The competition phase of Alex’s career culminated in a finals berth at the 2005 Toyota Starmaker Awards. "That was certainly a great experience for me," he said. "Starmaker gave me so many opportunities. I met ROGER CORBETT there and gave him my four-track demo EP to see if he would consider producing my album. Luckily, he phoned and said yes."
"Roger was more than willing to let my individuality shine through on the album. I didn’t want to sound like every other bloke who’s gone through Star Maker and is now doing an album. I’m a bit older than most of them and I’ll admit I’ve got my own style pretty much worked out."
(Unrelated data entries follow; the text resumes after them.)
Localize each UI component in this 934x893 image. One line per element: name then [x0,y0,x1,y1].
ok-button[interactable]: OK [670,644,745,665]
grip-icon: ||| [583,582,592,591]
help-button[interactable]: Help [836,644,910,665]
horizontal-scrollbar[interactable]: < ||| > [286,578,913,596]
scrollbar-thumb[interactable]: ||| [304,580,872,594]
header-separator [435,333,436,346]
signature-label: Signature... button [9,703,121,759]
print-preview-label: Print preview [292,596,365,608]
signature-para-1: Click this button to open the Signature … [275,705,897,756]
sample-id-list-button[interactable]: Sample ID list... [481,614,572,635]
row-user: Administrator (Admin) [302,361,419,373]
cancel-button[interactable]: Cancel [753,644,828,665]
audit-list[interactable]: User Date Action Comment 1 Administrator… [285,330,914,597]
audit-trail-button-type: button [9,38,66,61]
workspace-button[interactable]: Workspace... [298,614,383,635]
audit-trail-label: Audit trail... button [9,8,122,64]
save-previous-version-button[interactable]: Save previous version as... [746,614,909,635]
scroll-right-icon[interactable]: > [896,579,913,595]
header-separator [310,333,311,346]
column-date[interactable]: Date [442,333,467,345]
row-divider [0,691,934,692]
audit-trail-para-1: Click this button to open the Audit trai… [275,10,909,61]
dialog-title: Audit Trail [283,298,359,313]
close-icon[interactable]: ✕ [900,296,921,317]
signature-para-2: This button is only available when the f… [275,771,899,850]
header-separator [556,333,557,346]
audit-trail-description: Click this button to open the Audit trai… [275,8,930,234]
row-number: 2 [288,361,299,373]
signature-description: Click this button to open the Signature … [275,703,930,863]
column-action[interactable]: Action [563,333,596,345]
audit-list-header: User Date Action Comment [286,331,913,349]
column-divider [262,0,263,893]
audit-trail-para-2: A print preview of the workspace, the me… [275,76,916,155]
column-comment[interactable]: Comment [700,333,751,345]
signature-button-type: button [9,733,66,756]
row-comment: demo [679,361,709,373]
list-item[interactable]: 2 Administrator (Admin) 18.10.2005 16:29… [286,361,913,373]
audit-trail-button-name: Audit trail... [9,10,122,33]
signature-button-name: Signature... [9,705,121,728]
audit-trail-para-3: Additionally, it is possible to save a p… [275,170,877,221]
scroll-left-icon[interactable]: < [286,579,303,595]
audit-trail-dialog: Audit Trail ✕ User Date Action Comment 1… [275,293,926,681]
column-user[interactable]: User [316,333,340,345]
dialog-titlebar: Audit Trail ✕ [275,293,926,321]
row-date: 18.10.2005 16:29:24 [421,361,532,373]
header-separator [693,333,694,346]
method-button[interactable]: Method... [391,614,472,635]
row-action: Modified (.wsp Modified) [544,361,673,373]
"I went down there thinking that I had the songs all sewn up. To Roger’s credit, he did warn me that we would have to ‘do some work’ on the songs, but once we sat down together and we started to go through them, he made so much sense that the ‘bit of work’ became a real re-write. He’s just so great at getting to the nut of what the song is about. He taught me to be more precise about the subject and to use less words to say more. I never had any songwriting training before and I learned more in a few days than I had learned in all my life. I’m just so appreciative that he spent the time to do that."
The resulting album is the newly released Window Down with the first single and title track a vivid portrait of what is great about country life. "It’s something you really look forward to," Alex said. "That first rain after the dry, the smell of fresh turned earth, it can almost make you drunk. That song and Farmer’s Son are really about how passionate I am about small towns and country life in general."
Another of Alex’s memorable honest country songs is Daddy’s Boots; an autobiographical song about the heritage he’ll never leave behind. His own son Andrew is now the keen little boy following dad around the farm.
That’s what Alex Watt brings to country music - a real taste of small town farm boy whose boots are still treading the country soil.